The works on view originated in the decade after Happy's Curios, 1978, Price's seminal project about Mexican commercial folk art. The painted works continue Price's fascination with the colorful imagery and simple forms of traditional folk potters. These works also grow out of the artist's ongoing interest in manipulating functional forms. Price has described his continued engagement with the cup form:
"Since the mid '50s I've made cups of various kinds- some functional, some where the function is symbolic, and others were the cup represents a set of formal restrictions that make up a structure to work within. At times I've used to cup as a vehicle for making colored forms. But even if the form is transformed, it carries its history with it. Everybody knows what a cup is. To use it you put it to your mouth and drink from it, so symbolically it represents sensual life. The cup is its own subject matter so it doesn't have to be about anything else, and at the same time it's a great idiom to carry all kinds of references and cultural information if you want it to."

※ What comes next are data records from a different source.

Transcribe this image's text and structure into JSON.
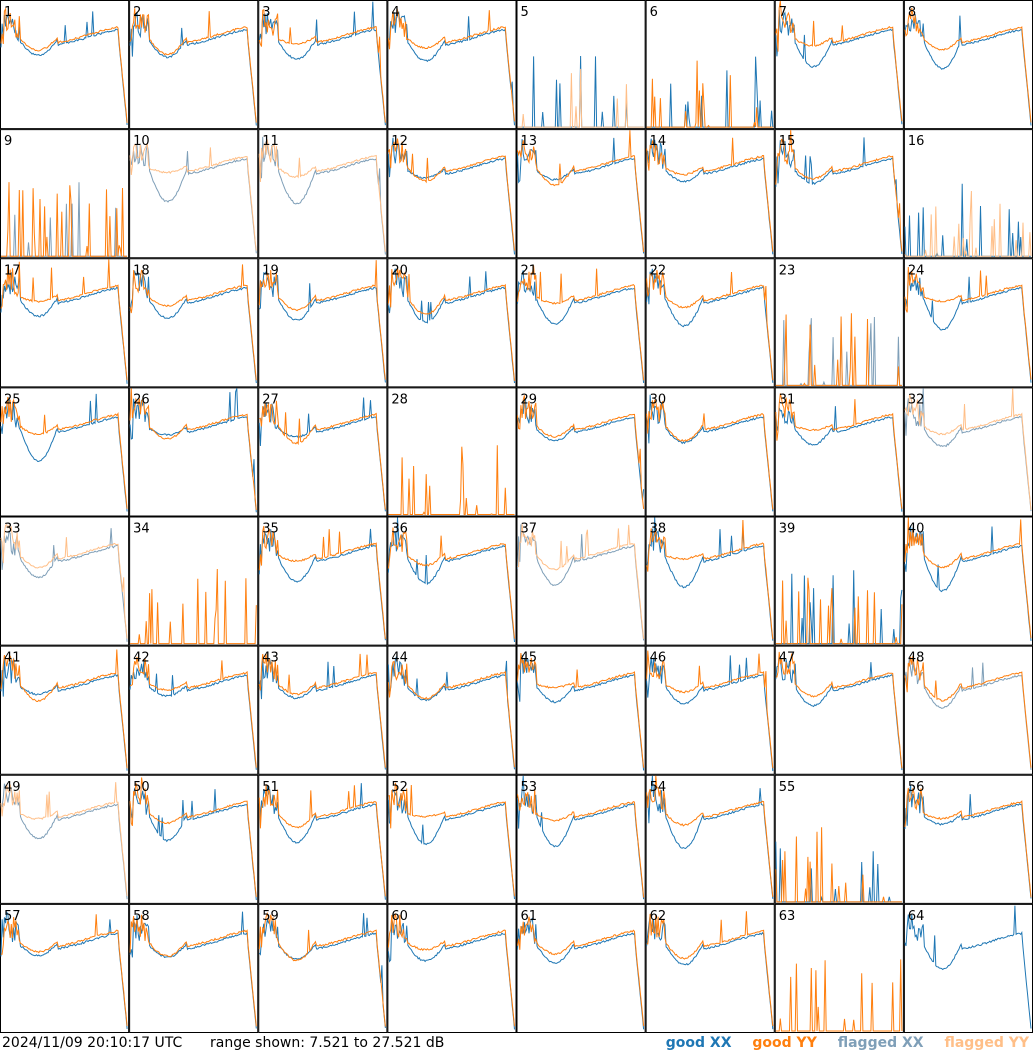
{
  "chart_data": {
    "type": "line",
    "panel_count": 64,
    "panel_labels": [
      "1",
      "2",
      "3",
      "4",
      "5",
      "6",
      "7",
      "8",
      "9",
      "10",
      "11",
      "12",
      "13",
      "14",
      "15",
      "16",
      "17",
      "18",
      "19",
      "20",
      "21",
      "22",
      "23",
      "24",
      "25",
      "26",
      "27",
      "28",
      "29",
      "30",
      "31",
      "32",
      "33",
      "34",
      "35",
      "36",
      "37",
      "38",
      "39",
      "40",
      "41",
      "42",
      "43",
      "44",
      "45",
      "46",
      "47",
      "48",
      "49",
      "50",
      "51",
      "52",
      "53",
      "54",
      "55",
      "56",
      "57",
      "58",
      "59",
      "60",
      "61",
      "62",
      "63",
      "64"
    ],
    "grid": {
      "rows": 8,
      "cols": 8
    },
    "series": [
      {
        "name": "good XX",
        "color": "#1f77b4"
      },
      {
        "name": "good YY",
        "color": "#ff7f0e"
      },
      {
        "name": "flagged XX",
        "color": "#7f9fb8"
      },
      {
        "name": "flagged YY",
        "color": "#ffbf88"
      }
    ],
    "ylim_db": [
      7.521,
      27.521
    ],
    "flagged_panels": {
      "xx": [
        9,
        10,
        11,
        23,
        32,
        33,
        37,
        48,
        49
      ],
      "yy": [
        5,
        10,
        11,
        16,
        32,
        33,
        37,
        49
      ]
    },
    "missing_panels": {
      "xx": [
        28,
        34,
        63
      ],
      "yy": [
        64
      ]
    },
    "noisy_panels": [
      5,
      6,
      9,
      16,
      23,
      28,
      34,
      39,
      55,
      63
    ]
  },
  "footer": {
    "timestamp": "2024/11/09 20:10:17 UTC",
    "range_text": "range shown: 7.521 to 27.521 dB",
    "legend": [
      {
        "label": "good XX",
        "color": "#1f77b4"
      },
      {
        "label": "good YY",
        "color": "#ff7f0e"
      },
      {
        "label": "flagged XX",
        "color": "#7f9fb8"
      },
      {
        "label": "flagged YY",
        "color": "#ffbf88"
      }
    ]
  }
}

As Peter Schjeldahl noted in an article for the New Yorker, Price's development as an artist has always been on his own terms:
"Price emerged in the 1960s as the brilliantly contrary student of Peter Voulkos…Price eschewed Voulkos's virile expansiveness to work small, making exquisite egg shapes that sprout erotic, worrisome tendrils. He proceeded develop abstract variations on cup, teapot, and vase forms with faceted asymmetrical compositions, glazed with primary colors, that are like pocket distillations—which turn monumental in memory—of modern style from cubism through De Stijl to minimalism."

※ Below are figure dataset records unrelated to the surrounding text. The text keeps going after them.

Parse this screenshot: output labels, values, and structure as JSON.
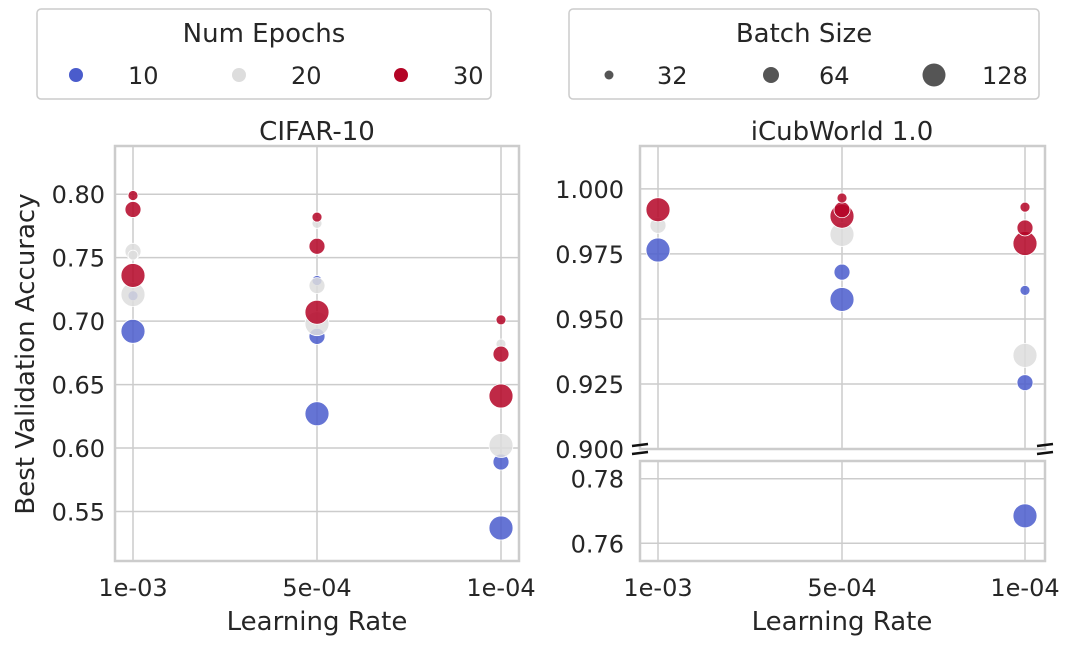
{
  "legends": {
    "epochs": {
      "title": "Num Epochs",
      "items": [
        {
          "label": "10",
          "color": "#4a5ccc"
        },
        {
          "label": "20",
          "color": "#dddddd"
        },
        {
          "label": "30",
          "color": "#b40426"
        }
      ]
    },
    "batch": {
      "title": "Batch Size",
      "items": [
        {
          "label": "32",
          "color": "#555555"
        },
        {
          "label": "64",
          "color": "#555555"
        },
        {
          "label": "128",
          "color": "#555555"
        }
      ]
    }
  },
  "colors": {
    "10": "#4a5ccc",
    "20": "#dddddd",
    "30": "#b40426"
  },
  "chart_data": [
    {
      "type": "scatter",
      "title": "CIFAR-10",
      "xlabel": "Learning Rate",
      "ylabel": "Best Validation Accuracy",
      "categories": [
        "1e-03",
        "5e-04",
        "1e-04"
      ],
      "yticks": [
        "0.55",
        "0.60",
        "0.65",
        "0.70",
        "0.75",
        "0.80"
      ],
      "ylim": [
        0.511,
        0.838
      ],
      "grid": true,
      "points": [
        {
          "x": "1e-03",
          "epochs": 10,
          "batch": 128,
          "y": 0.692
        },
        {
          "x": "1e-03",
          "epochs": 10,
          "batch": 32,
          "y": 0.72
        },
        {
          "x": "1e-03",
          "epochs": 20,
          "batch": 128,
          "y": 0.721
        },
        {
          "x": "1e-03",
          "epochs": 20,
          "batch": 64,
          "y": 0.755
        },
        {
          "x": "1e-03",
          "epochs": 20,
          "batch": 32,
          "y": 0.752
        },
        {
          "x": "1e-03",
          "epochs": 30,
          "batch": 128,
          "y": 0.736
        },
        {
          "x": "1e-03",
          "epochs": 30,
          "batch": 64,
          "y": 0.788
        },
        {
          "x": "1e-03",
          "epochs": 30,
          "batch": 32,
          "y": 0.799
        },
        {
          "x": "5e-04",
          "epochs": 10,
          "batch": 128,
          "y": 0.627
        },
        {
          "x": "5e-04",
          "epochs": 10,
          "batch": 64,
          "y": 0.688
        },
        {
          "x": "5e-04",
          "epochs": 10,
          "batch": 32,
          "y": 0.732
        },
        {
          "x": "5e-04",
          "epochs": 20,
          "batch": 128,
          "y": 0.698
        },
        {
          "x": "5e-04",
          "epochs": 20,
          "batch": 64,
          "y": 0.728
        },
        {
          "x": "5e-04",
          "epochs": 20,
          "batch": 32,
          "y": 0.777
        },
        {
          "x": "5e-04",
          "epochs": 30,
          "batch": 128,
          "y": 0.707
        },
        {
          "x": "5e-04",
          "epochs": 30,
          "batch": 64,
          "y": 0.759
        },
        {
          "x": "5e-04",
          "epochs": 30,
          "batch": 32,
          "y": 0.782
        },
        {
          "x": "1e-04",
          "epochs": 10,
          "batch": 128,
          "y": 0.537
        },
        {
          "x": "1e-04",
          "epochs": 10,
          "batch": 64,
          "y": 0.589
        },
        {
          "x": "1e-04",
          "epochs": 20,
          "batch": 128,
          "y": 0.602
        },
        {
          "x": "1e-04",
          "epochs": 20,
          "batch": 32,
          "y": 0.682
        },
        {
          "x": "1e-04",
          "epochs": 30,
          "batch": 128,
          "y": 0.641
        },
        {
          "x": "1e-04",
          "epochs": 30,
          "batch": 64,
          "y": 0.674
        },
        {
          "x": "1e-04",
          "epochs": 30,
          "batch": 32,
          "y": 0.701
        }
      ]
    },
    {
      "type": "scatter",
      "title": "iCubWorld 1.0",
      "xlabel": "Learning Rate",
      "ylabel": "",
      "categories": [
        "1e-03",
        "5e-04",
        "1e-04"
      ],
      "broken_axis": true,
      "upper": {
        "yticks": [
          "0.900",
          "0.925",
          "0.950",
          "0.975",
          "1.000"
        ],
        "ylim": [
          0.9,
          1.0165
        ]
      },
      "lower": {
        "yticks": [
          "0.76",
          "0.78"
        ],
        "ylim": [
          0.7545,
          0.7855
        ]
      },
      "grid": true,
      "points": [
        {
          "x": "1e-03",
          "epochs": 10,
          "batch": 128,
          "y": 0.9765
        },
        {
          "x": "1e-03",
          "epochs": 20,
          "batch": 64,
          "y": 0.986
        },
        {
          "x": "1e-03",
          "epochs": 30,
          "batch": 128,
          "y": 0.992
        },
        {
          "x": "5e-04",
          "epochs": 10,
          "batch": 128,
          "y": 0.9575
        },
        {
          "x": "5e-04",
          "epochs": 10,
          "batch": 64,
          "y": 0.968
        },
        {
          "x": "5e-04",
          "epochs": 20,
          "batch": 128,
          "y": 0.9825
        },
        {
          "x": "5e-04",
          "epochs": 30,
          "batch": 128,
          "y": 0.9895
        },
        {
          "x": "5e-04",
          "epochs": 30,
          "batch": 64,
          "y": 0.992
        },
        {
          "x": "5e-04",
          "epochs": 30,
          "batch": 32,
          "y": 0.9965
        },
        {
          "x": "1e-04",
          "epochs": 10,
          "batch": 64,
          "y": 0.9255
        },
        {
          "x": "1e-04",
          "epochs": 10,
          "batch": 32,
          "y": 0.961
        },
        {
          "x": "1e-04",
          "epochs": 10,
          "batch": 128,
          "y": 0.7685
        },
        {
          "x": "1e-04",
          "epochs": 20,
          "batch": 128,
          "y": 0.936
        },
        {
          "x": "1e-04",
          "epochs": 30,
          "batch": 128,
          "y": 0.979
        },
        {
          "x": "1e-04",
          "epochs": 30,
          "batch": 64,
          "y": 0.985
        },
        {
          "x": "1e-04",
          "epochs": 30,
          "batch": 32,
          "y": 0.993
        }
      ]
    }
  ]
}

Ken Price is one of the most important sculptors to have emerged in Los Angeles in the past 50 years. Born in Los Angeles in 1935, Price received a B.F.A. from University of Southern California in 1956 and studied briefly with Peter Voulkos at the Los Angeles County Art Institute (now Otis College of Art and Design) before receiving an M.F.A. from New York State College of Ceramics at Alfred in 1959. Returning to Los Angeles, Price joined the stable of artists at the legendary Ferus Gallery, quickly establishing himself with several successful solo exhibitions. Since then he has exhibited widely and has work in many public collections, including the Los Angeles County Museum of Art, the Metropolitan Museum of Art, New York, the Museum of Modern Art, New York, and the Victoria and Albert Museum, London.